Marketing: The 2013 Corn Crop Has Started Its March Towards Harvest
Posted: May 7, 2013
I do watch and wonder as grain price bids gyrate, but trend to try and stay somewhat emotionally detached. One of my favorite pastimes is collecting all the market pundits reasoning for price movement. Often, we see similar reasoning as prices go up as for prices going down. This activity is amusing, but not a very productive use of my time.
Not to be outdone by other market observers here is described what I see moving new crop prices:
- U.S. equities are perceived as offering a positive return. This draws investors out of commodities.
- The U.S. dollar has been gaining significant strength since mid-winter. This makes our grains more expensive to nations that import from us.
- The crop is getting planted. This offsets some of the production risk to our end users and makes them feel better about adequate supplies from the coming harvest.
- We are getting regular reports of a stronger housing market, lower jobless claims and robust car sales. All these signals have investors loosening their fascination with hard commodities (gold included) and putting their funds elsewhere.
- Beef feedlot placements continue weak, dairy cow slaughter is stronger than “normal” and swine producers remain mired in market doldrums. These significant consumers of our grain output are reducing demand.

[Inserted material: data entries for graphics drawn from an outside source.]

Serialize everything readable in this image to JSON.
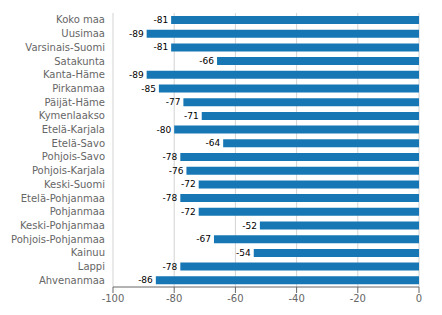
{
  "chart_data": {
    "type": "bar",
    "orientation": "horizontal",
    "categories": [
      "Koko maa",
      "Uusimaa",
      "Varsinais-Suomi",
      "Satakunta",
      "Kanta-Häme",
      "Pirkanmaa",
      "Päijät-Häme",
      "Kymenlaakso",
      "Etelä-Karjala",
      "Etelä-Savo",
      "Pohjois-Savo",
      "Pohjois-Karjala",
      "Keski-Suomi",
      "Etelä-Pohjanmaa",
      "Pohjanmaa",
      "Keski-Pohjanmaa",
      "Pohjois-Pohjanmaa",
      "Kainuu",
      "Lappi",
      "Ahvenanmaa"
    ],
    "values": [
      -81,
      -89,
      -81,
      -66,
      -89,
      -85,
      -77,
      -71,
      -80,
      -64,
      -78,
      -76,
      -72,
      -78,
      -72,
      -52,
      -67,
      -54,
      -78,
      -86
    ],
    "color": "#1777B4",
    "xlim": [
      -100,
      0
    ],
    "xticks": [
      -100,
      -80,
      -60,
      -40,
      -20,
      0
    ],
    "grid": true,
    "data_labels": true
  }
}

- Energy of all types (oil, natural gas) is under price pressure. The relationship of corn and soybean prices to the energy market has been highly correlated over the past several years.
- Palm oil (and soy oil) is building stocks-on-hand. Adequate supplies of these critical food stuffs are apparently available.
We can list just as many (if not more) observations of why prices “have to get stronger!” However, I ask you to consider this – no one can predict the future. It is up to us as effective business managers to assess the price risks that confront our business(es) and then decide what to do about it. Guessing on the future may not be the best strategy. As we are offered prices that may cover the cost-of-production plus a profit, it is up to us as the farm manager to decide to take the price today or speculate it will be better tomorrow. And then, if the price is better tomorrow – will we take it? Marketing our expected harvest in increments we are comfortable with has proven a useful method of securing profits and also remaining flexible enough to take advantage of any price pops, especially at this stage in the season.
Of course, anything can happen. Anything can happen to put prices through the roof. Anything can happen to drive prices into the basement. There may be no business that is riskier than farming, and oddly enough we chose this business. As we get the opportunity, let’s participate in grain marketing educational activities that could enhance our understanding of and comfort with minimizing price risk and maximizing farm net revenue.